Czech students avoid state school leaving exams at least for next two years

Secondary students entering their final year breathed a sigh of relief at the end of their summer holidays. Under the current Education Act, new state school-leaving exams were to be introduced at all secondary schools as of the beginning of this school year. But in August, the president backed a decision by Czech deputies to postpone the introduction of the state exams until 2009.

Earlier this year, around five thousand secondary students protested in Prague against the new state high school leaving exams: their main complaint was that the planned exams had not been prepared sufficiently in advance. Another complaint: that those who would have to take the exams had not been given any details at the time they first entered the secondary school level.

Under the current system until now, all secondary schools prepared their own school-leaving tests, known in the Czech Republic as "maturita". In the past those came under much criticism, as some exams were harder than others and there is no way of comparing educational results of different schools. The debate over introducing new state exams started about ten years ago and preparation changes has cost more than 200 million crowns. Recently, the education ministry appointed a new head of CERMAT, the organization responsible for outlining the form of the future exams. The new director, Pavel Zeleny, is confident the tests will be ready by the beginning of 2009. But do we really need them, after so many years of debate?

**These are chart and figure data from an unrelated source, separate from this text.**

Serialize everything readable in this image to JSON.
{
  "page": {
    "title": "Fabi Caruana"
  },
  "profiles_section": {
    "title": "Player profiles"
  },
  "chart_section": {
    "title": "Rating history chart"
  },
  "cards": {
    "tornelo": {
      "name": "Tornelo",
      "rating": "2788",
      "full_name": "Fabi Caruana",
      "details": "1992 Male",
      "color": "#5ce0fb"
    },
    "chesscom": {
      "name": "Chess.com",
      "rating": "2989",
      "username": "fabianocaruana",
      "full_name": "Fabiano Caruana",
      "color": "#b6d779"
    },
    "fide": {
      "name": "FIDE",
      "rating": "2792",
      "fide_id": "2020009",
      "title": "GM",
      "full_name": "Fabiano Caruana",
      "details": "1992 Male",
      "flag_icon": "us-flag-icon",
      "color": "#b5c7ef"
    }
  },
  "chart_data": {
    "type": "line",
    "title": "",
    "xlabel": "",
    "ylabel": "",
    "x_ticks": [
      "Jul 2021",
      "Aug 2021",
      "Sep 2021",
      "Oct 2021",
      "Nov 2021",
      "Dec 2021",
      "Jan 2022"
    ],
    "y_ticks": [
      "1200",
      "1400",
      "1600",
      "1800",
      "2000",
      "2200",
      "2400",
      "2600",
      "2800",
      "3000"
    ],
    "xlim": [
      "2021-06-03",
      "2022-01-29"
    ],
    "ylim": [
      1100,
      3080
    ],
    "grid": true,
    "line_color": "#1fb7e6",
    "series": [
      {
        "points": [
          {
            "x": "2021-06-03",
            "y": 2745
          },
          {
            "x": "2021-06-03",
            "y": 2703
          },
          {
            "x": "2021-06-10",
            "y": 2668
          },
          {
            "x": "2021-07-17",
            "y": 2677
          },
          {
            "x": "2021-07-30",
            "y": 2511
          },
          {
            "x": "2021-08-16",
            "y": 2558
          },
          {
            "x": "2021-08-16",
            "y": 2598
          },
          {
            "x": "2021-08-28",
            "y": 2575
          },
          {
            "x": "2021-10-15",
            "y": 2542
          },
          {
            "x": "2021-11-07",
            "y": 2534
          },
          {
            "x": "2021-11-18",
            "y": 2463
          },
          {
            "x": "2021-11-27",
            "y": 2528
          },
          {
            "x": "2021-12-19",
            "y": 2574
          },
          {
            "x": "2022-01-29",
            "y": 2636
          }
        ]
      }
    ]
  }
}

"There are several reasons for having unified school-leaving exams. The Czech education system is based on the high autonomy of individual schools, which is supported even further by ongoing curricular reforms. The content of learning is based on individual schools. If the state doesn't have control over the educational results, than it loses control over the system. And this is what the state should do according to the constitution."

Mr Zeleny says it is mainly students who will benefit from the unified state exams; he is well aware that it is crucial to win the students over.

"The exam must be useful for students and the present model doesn't respect that. The matriculation exam should facilitate entrance tests to universities and colleges and serve as a certificate of knowledge, especially language knowledge, in future work places."

The proposed model had been criticised both by teachers and students, mainly because it didn't respect the diversified system of secondary schools and required all students to pass the same exam. Pavel Zeleny again:

"The proposal was based on one test for all students in the final year of secondary school, that is, for students at the elite general high schools on one hand and students at technical schools on the other. If you create an easier test, so that you achieve a reasonable rate of success, then for 70 to 80 percent of high-school graduates the test will be useless. If you make the test average in difficulty, than you have to count on a high failure rate, which is a political risk and no one will take it."

For the future, Mr Zeleny has proposed a two-level system of exams, with the advanced level serving as an entrance exam to universities and colleges. It would be up to students to decide which level to take. The new exam would also be based on three compulsory tests: in the Czech language, a foreign language, and one optional subject.

One of the country's top specialists in education, Jana Strakova, who works at the Institute for Social and Economic Analysis and publishes the educational monthly Moderni vyucovani, agrees that the formerly proposed state exams were not suitable. However, no unified exam makes sense without a thorough change of the whole system, she says.

"If there was a goal to enlarge the proportion of general education for all students than I think it would be necessary to change the curricula for all secondary schools so that there was some general core. Than it would be possible to develop a standardized exam that would be based on this common general core. But this is not case in the Czech curricula. Even now, when the Czech Republic is actually undergoing educational reform and all curricular documents for all secondary schools have changed, the common core is still not there. So actually we didn't make any step in the curricula to unify the secondary education for all tracks but we try to attempt for this unification at the end of the study which I think is a problematic aim."

Students from Prague's Jaroslav Seifert High School
Jana Strakova points out that these systems usually work in countries with unified secondary schooling, but so far it has not been proven successful in countries with a diversified secondary education.

"Usually the situation is such that countries try to standardize the level of achievement for students that have the same curricula. They just want to make sure that all schools that deliver these curricula deliver them at a sufficient level. Actually I don't have any knowledge about any success in countries that have such diversified knowledge in the secondary school system as the Czech Republic."

I wanted to know what those who are most concerned think about the state exam and so I visited a gymnasium (high school) at Prague's district of Zizkov to talk to some of the students who have just entered their final year.

student: "This whole idea is not worked out. People in secondary schools, what we call gymnasiums, they have a completely different level and completely different approach of things they learn. I don't think people who work at construction sites have to have the same level of knowledge as people who are going to study lets say law. I don't think we need to have a unified exam."

student: "I don't actually like the whole idea, because I don't think that we and those students from all the different secondary schools can do a unified exam because we study differently and we do lots and lots of different schools."

So what should we do now, ten years after the debates have been started? Jana Strakova believes no changes can happen unless they involve a broader public.

"Actually I think that we should start at the very beginning. What we need is broader debate within society. I think that the main problem is that there is an absence of certain conceptual thinking about the whole educational system. Our society is changing very quickly and Czech education is very traditional. It focuses on factual knowledge. Recently there has been an attempt to emphasize the so-called 'key' competences in the curricula but we still need a broader view about the needs and goals of education in modern society and we need to adapt the education system with respect to this broader picture."